With Autopilot enabled, the following happens:
- Consul immediately cleans up the failed nodes when the replacement nodes join the cluster.
- The cluster now has the three surviving nodes and the two replacement nodes, for a total of five nodes.
- The quorum stays at three, which means the cluster can afford to lose two nodes before it fails.
- The redundancy level remains the same.
Cluster peering
Linking multiple Consul clusters together to provide service redundancy is the most effective method to prevent disruption from failure. This method is enhanced when you design individual Consul clusters with resilience in mind. Consul clusters interconnect in two ways - WAN federation and cluster peering. We recommend using cluster peering whenever possible.
Cluster peering lets you connect two or more independent Consul clusters using mesh gateways, so that services can communicate between non-identical partitions in different datacenters.
Cluster peering is the preferred way to interconnect clusters because it is operationally easier to configure and manage than WAN Federation. Cluster peering communication between two datacenters runs only on one port on the related Consul Mesh gateway, which makes it operationally easy to expose for routing purposes.
When you use cluster peering to connect admin partitions between datacenters, use Consul’s dynamic traffic management functionalities service-splitter
, service-router
and service-failover
to configure your service mesh to automatically forward or failover service traffic between peer clusters.
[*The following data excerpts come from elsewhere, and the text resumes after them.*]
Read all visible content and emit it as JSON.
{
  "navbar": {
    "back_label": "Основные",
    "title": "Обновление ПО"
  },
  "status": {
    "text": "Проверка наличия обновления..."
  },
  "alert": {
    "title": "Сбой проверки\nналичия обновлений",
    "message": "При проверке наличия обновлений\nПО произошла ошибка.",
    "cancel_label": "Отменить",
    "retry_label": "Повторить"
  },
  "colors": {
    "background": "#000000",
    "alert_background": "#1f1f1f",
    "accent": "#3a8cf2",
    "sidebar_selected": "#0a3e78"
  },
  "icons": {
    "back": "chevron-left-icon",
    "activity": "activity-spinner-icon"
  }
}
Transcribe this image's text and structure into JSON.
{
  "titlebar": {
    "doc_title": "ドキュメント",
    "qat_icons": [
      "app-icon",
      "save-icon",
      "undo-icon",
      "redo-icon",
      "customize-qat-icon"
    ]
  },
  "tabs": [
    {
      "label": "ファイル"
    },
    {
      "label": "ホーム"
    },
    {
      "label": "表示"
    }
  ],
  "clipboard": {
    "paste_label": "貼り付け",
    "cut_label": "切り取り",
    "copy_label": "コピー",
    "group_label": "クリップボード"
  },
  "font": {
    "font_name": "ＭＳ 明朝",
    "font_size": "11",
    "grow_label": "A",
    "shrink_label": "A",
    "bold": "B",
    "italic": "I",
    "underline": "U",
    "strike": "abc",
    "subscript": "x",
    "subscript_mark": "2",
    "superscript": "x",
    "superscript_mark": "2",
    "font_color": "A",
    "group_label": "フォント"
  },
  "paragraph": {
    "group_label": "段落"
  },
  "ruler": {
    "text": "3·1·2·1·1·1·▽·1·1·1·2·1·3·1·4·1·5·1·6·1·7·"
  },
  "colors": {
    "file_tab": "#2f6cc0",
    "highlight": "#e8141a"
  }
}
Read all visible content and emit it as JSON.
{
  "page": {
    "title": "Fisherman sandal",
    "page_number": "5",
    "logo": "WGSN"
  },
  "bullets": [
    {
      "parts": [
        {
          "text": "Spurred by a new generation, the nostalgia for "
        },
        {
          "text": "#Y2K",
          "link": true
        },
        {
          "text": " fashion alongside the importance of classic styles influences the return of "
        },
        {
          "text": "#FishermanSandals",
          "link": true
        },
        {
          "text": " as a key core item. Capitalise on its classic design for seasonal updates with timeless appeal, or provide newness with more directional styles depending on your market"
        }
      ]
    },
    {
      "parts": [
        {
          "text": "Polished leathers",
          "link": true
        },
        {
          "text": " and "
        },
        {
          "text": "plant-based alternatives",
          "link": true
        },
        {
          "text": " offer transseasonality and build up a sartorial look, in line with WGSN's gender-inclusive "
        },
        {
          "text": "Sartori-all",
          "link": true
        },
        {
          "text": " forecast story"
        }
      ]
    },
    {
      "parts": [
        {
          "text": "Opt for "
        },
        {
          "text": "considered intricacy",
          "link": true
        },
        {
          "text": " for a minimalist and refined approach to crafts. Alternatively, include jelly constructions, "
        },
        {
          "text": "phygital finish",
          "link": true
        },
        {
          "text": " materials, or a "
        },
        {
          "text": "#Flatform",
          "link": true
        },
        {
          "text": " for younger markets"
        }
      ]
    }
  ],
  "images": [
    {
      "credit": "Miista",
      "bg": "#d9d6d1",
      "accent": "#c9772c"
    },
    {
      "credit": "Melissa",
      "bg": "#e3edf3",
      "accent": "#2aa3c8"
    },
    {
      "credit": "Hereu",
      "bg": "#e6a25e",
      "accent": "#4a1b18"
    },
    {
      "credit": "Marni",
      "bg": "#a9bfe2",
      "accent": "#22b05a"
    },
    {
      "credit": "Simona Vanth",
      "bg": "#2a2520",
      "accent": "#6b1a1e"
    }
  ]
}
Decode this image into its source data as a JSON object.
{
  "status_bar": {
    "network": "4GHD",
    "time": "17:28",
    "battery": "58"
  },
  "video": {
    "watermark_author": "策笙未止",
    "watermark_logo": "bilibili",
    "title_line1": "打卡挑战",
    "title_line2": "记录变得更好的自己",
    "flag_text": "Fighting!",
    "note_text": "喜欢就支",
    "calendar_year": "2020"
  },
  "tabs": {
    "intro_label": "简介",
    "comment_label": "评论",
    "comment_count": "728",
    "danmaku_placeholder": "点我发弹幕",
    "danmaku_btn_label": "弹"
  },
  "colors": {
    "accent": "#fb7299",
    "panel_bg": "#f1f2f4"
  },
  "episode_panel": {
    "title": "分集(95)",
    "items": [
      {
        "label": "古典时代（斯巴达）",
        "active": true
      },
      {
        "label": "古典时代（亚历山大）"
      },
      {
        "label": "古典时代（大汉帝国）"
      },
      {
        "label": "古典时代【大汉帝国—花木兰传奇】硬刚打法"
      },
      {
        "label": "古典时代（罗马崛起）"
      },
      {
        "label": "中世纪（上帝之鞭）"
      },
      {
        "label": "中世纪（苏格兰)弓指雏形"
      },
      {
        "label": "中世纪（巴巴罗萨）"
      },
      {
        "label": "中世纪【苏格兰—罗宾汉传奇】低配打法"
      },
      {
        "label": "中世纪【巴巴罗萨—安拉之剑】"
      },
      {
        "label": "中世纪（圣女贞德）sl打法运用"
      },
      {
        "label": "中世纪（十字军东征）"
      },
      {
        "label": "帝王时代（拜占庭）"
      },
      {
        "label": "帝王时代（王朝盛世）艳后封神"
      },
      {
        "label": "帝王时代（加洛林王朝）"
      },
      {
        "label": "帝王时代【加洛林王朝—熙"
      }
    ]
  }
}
Consul can then manage the traffic intended for the service and do failover, load-balancing, or redirection.
Cluster peering also extends service discovery across different datacenters independent of service mesh functions. After you've peered datacenters, you can refer to services between datacenters with <service>.virtual.peer.consul
in Consul DNS. For Consul Enterprise, your query string may need to include the namespace, partition, or both. Refer to the Consul DNS documentation for details on building virtual service lookups.